Subuh itu, langit tak kesepian dengan hiasan binar bintang. Kami berjalan menapaki tanah basah selepas hujan. Licin tanahnya seperti janjinya yang susah dipegang, eh lebih tepatnya lengketnya nempel banyak pada alas kaki.

Gunung Bantal masih menerima kedatangan kami. Dia menyuguhi kami sisa kerlap-kerlip lampu kota di sekeliling kaki Gunung Merapi. Langit kala itu juga masih bertabur bintang yang semarak dengan kerlap-kerlipnya.

Genangan kabut menyambut kehadiran sang baskara. Dokumentasi oleh: Insanwisata.

Berdua saja.  Dokumentasi oleh: Rifqy Faiza Rahman

Tak lama, satu per satu bintang mohon diri. Tamu agung akan menggantikannya sebentar lagi. Semburat jingga muncul perlahan. Dia yang kemarin sore berpamit pulang di kaki langit Embung Nglanggeran telah kembali dari ufuk timur Gunung Bantal. Kabut tipis menggenang tenang, Embung Nglanggeran pun mulai terlihat selingkar kecil dari atas.

“Baskara memiliki caranya untuk kembali”.

Genangan kabut, selingkar embung, dan jepretan pagi. Dokumentasi oleh: Insanwisata

Di atas Gunung Bantal, anginnya sungguh sembribit. Dokumentasi oleh: Nasirullah Sitam
Potret Embung Nglanggeran dari puncak Gunung Bantal.

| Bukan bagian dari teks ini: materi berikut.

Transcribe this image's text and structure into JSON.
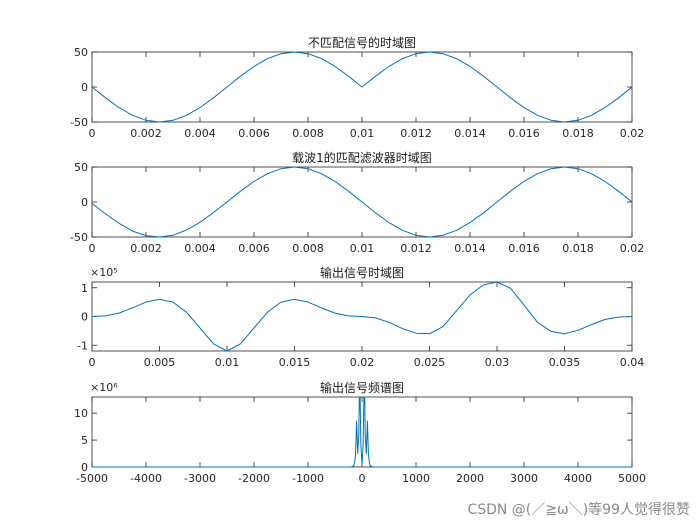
{
  "watermark": "CSDN @(／≧ω＼)等99人觉得很赞",
  "colors": {
    "series": "#0072BD",
    "axes": "#262626"
  },
  "chart_data": [
    {
      "type": "line",
      "title": "不匹配信号的时域图",
      "xlim": [
        0,
        0.02
      ],
      "ylim": [
        -50,
        50
      ],
      "x_ticks": [
        "0",
        "0.002",
        "0.004",
        "0.006",
        "0.008",
        "0.01",
        "0.012",
        "0.014",
        "0.016",
        "0.018",
        "0.02"
      ],
      "y_ticks": [
        "50",
        "0",
        "-50"
      ],
      "y_exponent": "",
      "grid": false,
      "series": [
        {
          "x": [
            0,
            0.0005,
            0.001,
            0.0015,
            0.002,
            0.0025,
            0.003,
            0.0035,
            0.004,
            0.0045,
            0.005,
            0.0055,
            0.006,
            0.0065,
            0.007,
            0.0075,
            0.008,
            0.0085,
            0.009,
            0.0095,
            0.01,
            0.0105,
            0.011,
            0.0115,
            0.012,
            0.0125,
            0.013,
            0.0135,
            0.014,
            0.0145,
            0.015,
            0.0155,
            0.016,
            0.0165,
            0.017,
            0.0175,
            0.018,
            0.0185,
            0.019,
            0.0195,
            0.02
          ],
          "y": [
            0,
            -15.5,
            -29.4,
            -40.5,
            -47.6,
            -50,
            -47.6,
            -40.5,
            -29.4,
            -15.5,
            0,
            15.5,
            29.4,
            40.5,
            47.6,
            50,
            47.6,
            40.5,
            29.4,
            15.5,
            0,
            15.5,
            29.4,
            40.5,
            47.6,
            50,
            47.6,
            40.5,
            29.4,
            15.5,
            0,
            -15.5,
            -29.4,
            -40.5,
            -47.6,
            -50,
            -47.6,
            -40.5,
            -29.4,
            -15.5,
            0
          ]
        }
      ]
    },
    {
      "type": "line",
      "title": "载波1的匹配滤波器时域图",
      "xlim": [
        0,
        0.02
      ],
      "ylim": [
        -50,
        50
      ],
      "x_ticks": [
        "0",
        "0.002",
        "0.004",
        "0.006",
        "0.008",
        "0.01",
        "0.012",
        "0.014",
        "0.016",
        "0.018",
        "0.02"
      ],
      "y_ticks": [
        "50",
        "0",
        "-50"
      ],
      "y_exponent": "",
      "grid": false,
      "series": [
        {
          "x": [
            0,
            0.0005,
            0.001,
            0.0015,
            0.002,
            0.0025,
            0.003,
            0.0035,
            0.004,
            0.0045,
            0.005,
            0.0055,
            0.006,
            0.0065,
            0.007,
            0.0075,
            0.008,
            0.0085,
            0.009,
            0.0095,
            0.01,
            0.0105,
            0.011,
            0.0115,
            0.012,
            0.0125,
            0.013,
            0.0135,
            0.014,
            0.0145,
            0.015,
            0.0155,
            0.016,
            0.0165,
            0.017,
            0.0175,
            0.018,
            0.0185,
            0.019,
            0.0195,
            0.02
          ],
          "y": [
            -2,
            -17,
            -30.5,
            -41.5,
            -48,
            -50,
            -47.5,
            -40,
            -29,
            -15,
            0,
            15.5,
            29.4,
            40.5,
            47.6,
            50,
            47.6,
            40.5,
            29.4,
            15.5,
            0,
            -15.5,
            -29.4,
            -40.5,
            -47.6,
            -50,
            -47.6,
            -40.5,
            -29.4,
            -15.5,
            0,
            15.5,
            29.4,
            40.5,
            47.6,
            50,
            47.6,
            40.5,
            29.4,
            15.5,
            0
          ]
        }
      ]
    },
    {
      "type": "line",
      "title": "输出信号时域图",
      "xlim": [
        0,
        0.04
      ],
      "ylim": [
        -1.2,
        1.2
      ],
      "x_ticks": [
        "0",
        "0.005",
        "0.01",
        "0.015",
        "0.02",
        "0.025",
        "0.03",
        "0.035",
        "0.04"
      ],
      "y_ticks": [
        "1",
        "0",
        "-1"
      ],
      "y_exponent": "×10⁵",
      "grid": false,
      "series": [
        {
          "x": [
            0,
            0.001,
            0.002,
            0.003,
            0.004,
            0.005,
            0.006,
            0.007,
            0.008,
            0.009,
            0.01,
            0.011,
            0.012,
            0.013,
            0.014,
            0.015,
            0.016,
            0.017,
            0.018,
            0.019,
            0.02,
            0.021,
            0.022,
            0.023,
            0.024,
            0.025,
            0.026,
            0.027,
            0.028,
            0.029,
            0.03,
            0.031,
            0.032,
            0.033,
            0.034,
            0.035,
            0.036,
            0.037,
            0.038,
            0.039,
            0.04
          ],
          "y": [
            0,
            0.02,
            0.12,
            0.3,
            0.5,
            0.6,
            0.5,
            0.15,
            -0.4,
            -0.95,
            -1.2,
            -0.95,
            -0.4,
            0.15,
            0.5,
            0.6,
            0.5,
            0.3,
            0.12,
            0.02,
            0,
            -0.05,
            -0.2,
            -0.42,
            -0.58,
            -0.6,
            -0.35,
            0.2,
            0.75,
            1.1,
            1.2,
            0.98,
            0.4,
            -0.2,
            -0.52,
            -0.6,
            -0.48,
            -0.28,
            -0.1,
            -0.02,
            0
          ]
        }
      ]
    },
    {
      "type": "line",
      "title": "输出信号频谱图",
      "xlim": [
        -5000,
        5000
      ],
      "ylim": [
        0,
        13
      ],
      "x_ticks": [
        "-5000",
        "-4000",
        "-3000",
        "-2000",
        "-1000",
        "0",
        "1000",
        "2000",
        "3000",
        "4000",
        "5000"
      ],
      "y_ticks": [
        "10",
        "5",
        "0"
      ],
      "y_exponent": "×10⁶",
      "grid": false,
      "series": [
        {
          "x": [
            -5000,
            -200,
            -150,
            -120,
            -100,
            -80,
            -60,
            -50,
            -35,
            -20,
            0,
            20,
            35,
            50,
            60,
            80,
            100,
            120,
            150,
            200,
            5000
          ],
          "y": [
            0,
            0,
            0.2,
            2,
            8.5,
            2.5,
            6,
            13,
            13,
            4,
            0.5,
            4,
            13,
            13,
            6,
            2.5,
            8.5,
            2,
            0.2,
            0,
            0
          ]
        }
      ]
    }
  ]
}
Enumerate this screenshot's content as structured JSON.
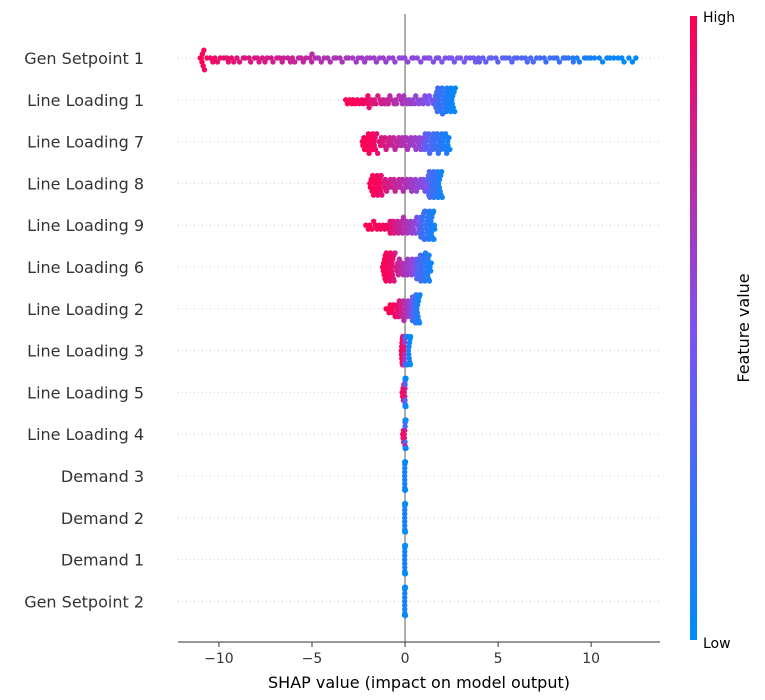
{
  "chart_data": {
    "type": "scatter",
    "subtype": "shap-beeswarm-summary",
    "xlabel": "SHAP value (impact on model output)",
    "xlim": [
      -12.2,
      13.7
    ],
    "xticks": [
      -10,
      -5,
      0,
      5,
      10
    ],
    "xtick_labels": [
      "−10",
      "−5",
      "0",
      "5",
      "10"
    ],
    "colorbar": {
      "label": "Feature value",
      "high_label": "High",
      "low_label": "Low",
      "low_color": "#008bfb",
      "high_color": "#ff0052"
    },
    "grid": false,
    "features": [
      {
        "name": "Gen Setpoint 1",
        "segments": [
          {
            "from": -11.0,
            "to": -10.8,
            "n": 6,
            "c0": 1.0,
            "c1": 0.97
          },
          {
            "from": -10.8,
            "to": -5.0,
            "n": 40,
            "c0": 0.95,
            "c1": 0.75
          },
          {
            "from": -5.0,
            "to": 4.0,
            "n": 55,
            "c0": 0.72,
            "c1": 0.45
          },
          {
            "from": 4.0,
            "to": 9.0,
            "n": 30,
            "c0": 0.42,
            "c1": 0.2
          },
          {
            "from": 9.0,
            "to": 12.4,
            "n": 18,
            "c0": 0.12,
            "c1": 0.0
          }
        ]
      },
      {
        "name": "Line Loading 1",
        "segments": [
          {
            "from": -3.2,
            "to": -2.0,
            "n": 12,
            "c0": 1.0,
            "c1": 0.95
          },
          {
            "from": -2.0,
            "to": 1.6,
            "n": 40,
            "c0": 0.92,
            "c1": 0.45
          },
          {
            "from": 1.6,
            "to": 2.7,
            "n": 35,
            "c0": 0.3,
            "c1": 0.0
          }
        ]
      },
      {
        "name": "Line Loading 7",
        "segments": [
          {
            "from": -2.3,
            "to": -1.6,
            "n": 18,
            "c0": 1.0,
            "c1": 0.95
          },
          {
            "from": -1.6,
            "to": 1.0,
            "n": 40,
            "c0": 0.92,
            "c1": 0.55
          },
          {
            "from": 1.0,
            "to": 2.4,
            "n": 35,
            "c0": 0.4,
            "c1": 0.05
          }
        ]
      },
      {
        "name": "Line Loading 8",
        "segments": [
          {
            "from": -1.9,
            "to": -1.3,
            "n": 16,
            "c0": 1.0,
            "c1": 0.95
          },
          {
            "from": -1.3,
            "to": 1.2,
            "n": 40,
            "c0": 0.9,
            "c1": 0.5
          },
          {
            "from": 1.2,
            "to": 2.0,
            "n": 30,
            "c0": 0.35,
            "c1": 0.05
          }
        ]
      },
      {
        "name": "Line Loading 9",
        "segments": [
          {
            "from": -2.1,
            "to": -0.8,
            "n": 14,
            "c0": 1.0,
            "c1": 0.95
          },
          {
            "from": -0.8,
            "to": 0.8,
            "n": 30,
            "c0": 0.9,
            "c1": 0.5
          },
          {
            "from": 0.8,
            "to": 1.6,
            "n": 35,
            "c0": 0.3,
            "c1": 0.05
          }
        ]
      },
      {
        "name": "Line Loading 6",
        "segments": [
          {
            "from": -1.2,
            "to": -0.6,
            "n": 25,
            "c0": 1.0,
            "c1": 0.9
          },
          {
            "from": -0.6,
            "to": 0.6,
            "n": 25,
            "c0": 0.85,
            "c1": 0.5
          },
          {
            "from": 0.6,
            "to": 1.4,
            "n": 30,
            "c0": 0.35,
            "c1": 0.05
          }
        ]
      },
      {
        "name": "Line Loading 2",
        "segments": [
          {
            "from": -1.0,
            "to": -0.4,
            "n": 10,
            "c0": 1.0,
            "c1": 0.95
          },
          {
            "from": -0.4,
            "to": 0.4,
            "n": 20,
            "c0": 0.9,
            "c1": 0.5
          },
          {
            "from": 0.4,
            "to": 0.8,
            "n": 20,
            "c0": 0.3,
            "c1": 0.05
          }
        ]
      },
      {
        "name": "Line Loading 3",
        "segments": [
          {
            "from": -0.2,
            "to": -0.05,
            "n": 18,
            "c0": 1.0,
            "c1": 0.85
          },
          {
            "from": -0.05,
            "to": 0.05,
            "n": 10,
            "c0": 0.7,
            "c1": 0.4
          },
          {
            "from": 0.05,
            "to": 0.3,
            "n": 18,
            "c0": 0.25,
            "c1": 0.0
          }
        ]
      },
      {
        "name": "Line Loading 5",
        "segments": [
          {
            "from": -0.15,
            "to": 0.0,
            "n": 8,
            "c0": 1.0,
            "c1": 0.85
          },
          {
            "from": 0.0,
            "to": 0.05,
            "n": 24,
            "c0": 0.3,
            "c1": 0.0
          }
        ]
      },
      {
        "name": "Line Loading 4",
        "segments": [
          {
            "from": -0.12,
            "to": 0.0,
            "n": 8,
            "c0": 1.0,
            "c1": 0.85
          },
          {
            "from": 0.0,
            "to": 0.05,
            "n": 24,
            "c0": 0.3,
            "c1": 0.0
          }
        ]
      },
      {
        "name": "Demand 3",
        "segments": [
          {
            "from": -0.02,
            "to": 0.02,
            "n": 36,
            "c0": 0.1,
            "c1": 0.0
          }
        ]
      },
      {
        "name": "Demand 2",
        "segments": [
          {
            "from": -0.02,
            "to": 0.02,
            "n": 36,
            "c0": 0.1,
            "c1": 0.0
          }
        ]
      },
      {
        "name": "Demand 1",
        "segments": [
          {
            "from": -0.02,
            "to": 0.02,
            "n": 36,
            "c0": 0.1,
            "c1": 0.0
          }
        ]
      },
      {
        "name": "Gen Setpoint 2",
        "segments": [
          {
            "from": -0.02,
            "to": 0.02,
            "n": 36,
            "c0": 0.1,
            "c1": 0.0
          }
        ]
      }
    ]
  }
}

Dokumentasi oleh: Nasirullah Sitam
Kami bersembilan belum ada yang mandi pagi itu. Gaya poto: pinjem yang udah jadi trademarknya Mas Alid. Difoto oleh: Mas Lilik Purba. Dokumentasi oleh: Insanwisata

Hadirnya menghangatkan dingin yang sempat dirasa ketika menujunya. Mata merem-merem semacam tersihir ketika menatapnya dengan dalam di ujung timur. Sirna sudah kantuk menggelayut itu, lenyap. Menantikannya dari sedikit cemas banyak mendungnya, sampai kini matahari sudah tinggi. Kami sudah diingatkan oleh Mas Lilik Purba bahwa waktu telah beranjak siang. Berduyun kami turun menuju Kampung Pitu.

Tak banyak yang tahu tentangnya. Sebuah dusun kecil yang berada di ketinggian 750 mdpl terletak di sisi timur Gunung Api Purba Nglanggeran.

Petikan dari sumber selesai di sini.